Two children with snakes in washtubs
When we reached the village in the lake we saw two children paddling their washtubs towards us. This was wierd enough but then we saw that they also had snakes. I shudder to think about the animal welfare implications...
Tonlé Sap, Cambodia’s Great Lake, lies south of Siem Reap. It is the largest freshwater lake in South East Asia and is an ecological hot spot that was designated as a UNESCO biosphere in 1997.
The Tonlé Sap is unusual for two reasons: its flow changes direction twice a year, and the portion that forms the lake expands and shrinks dramatically with the seasons. From November to May, Cambodia's dry season, the Tonlé Sap drains into the Mekong River at Phnom Penh. However, when the year's heavy rains begin in June, the Tonlé Sap backs up to form an enormous lake. For most of the year the lake is relatively small, around one meter deep and with an area of 2,700 square km. During the monsoon season, however, the Tonlé Sap river, which connects the lake with the Mekong, reverses its flow. Water is pushed up from the Mekong into the lake, increasing its area to 16,000 square km and its depth to up to nine meters, flooding nearby fields and forests.

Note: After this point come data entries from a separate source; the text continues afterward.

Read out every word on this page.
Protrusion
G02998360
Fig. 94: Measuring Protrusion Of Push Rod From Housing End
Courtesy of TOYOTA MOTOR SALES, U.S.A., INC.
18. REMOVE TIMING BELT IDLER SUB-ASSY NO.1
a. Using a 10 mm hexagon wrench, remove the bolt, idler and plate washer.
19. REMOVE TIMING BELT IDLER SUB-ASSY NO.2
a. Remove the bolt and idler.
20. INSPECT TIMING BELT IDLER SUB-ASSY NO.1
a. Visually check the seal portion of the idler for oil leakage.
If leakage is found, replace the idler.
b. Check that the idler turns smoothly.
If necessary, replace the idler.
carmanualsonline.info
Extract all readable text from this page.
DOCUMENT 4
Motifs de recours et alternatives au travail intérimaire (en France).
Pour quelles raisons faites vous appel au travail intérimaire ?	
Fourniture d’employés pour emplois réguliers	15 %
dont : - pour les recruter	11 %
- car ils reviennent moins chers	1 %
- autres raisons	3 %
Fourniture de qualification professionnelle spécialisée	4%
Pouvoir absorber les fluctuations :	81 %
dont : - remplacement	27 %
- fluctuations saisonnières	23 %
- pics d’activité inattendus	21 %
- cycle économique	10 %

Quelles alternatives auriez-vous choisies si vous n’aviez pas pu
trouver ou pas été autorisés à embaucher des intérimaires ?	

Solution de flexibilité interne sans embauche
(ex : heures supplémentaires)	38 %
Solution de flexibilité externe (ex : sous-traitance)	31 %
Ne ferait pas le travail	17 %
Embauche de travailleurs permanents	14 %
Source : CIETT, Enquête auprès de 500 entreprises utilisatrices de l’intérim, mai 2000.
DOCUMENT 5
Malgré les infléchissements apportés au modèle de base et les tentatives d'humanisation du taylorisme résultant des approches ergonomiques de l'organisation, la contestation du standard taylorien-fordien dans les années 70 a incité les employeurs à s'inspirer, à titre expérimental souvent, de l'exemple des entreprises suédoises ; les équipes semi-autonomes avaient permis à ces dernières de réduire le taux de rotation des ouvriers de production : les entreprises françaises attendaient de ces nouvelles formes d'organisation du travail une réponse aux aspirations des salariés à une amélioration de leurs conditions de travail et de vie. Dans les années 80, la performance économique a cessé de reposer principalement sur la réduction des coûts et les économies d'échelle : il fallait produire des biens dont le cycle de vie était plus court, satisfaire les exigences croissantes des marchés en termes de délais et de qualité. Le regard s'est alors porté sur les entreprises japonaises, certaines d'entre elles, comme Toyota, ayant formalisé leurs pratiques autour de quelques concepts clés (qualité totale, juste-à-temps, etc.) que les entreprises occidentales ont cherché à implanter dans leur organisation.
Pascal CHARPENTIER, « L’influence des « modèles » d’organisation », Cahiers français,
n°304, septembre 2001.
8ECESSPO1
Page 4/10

It was a great trip. We set off down the river in a long tailed boat and passed numerous houses built on tall stilts until we arrived at the floating village on the edge of the lake which is home to many ethnic Vietnamese people. Once at the village we stopped off at a large floating shop/restaurant, looked at the farmed crocodiles and had a drink. We were approached by children paddling washtubs and holding snakes!
We enjoyed seeing another side of Siem Reap – it’s not only temples!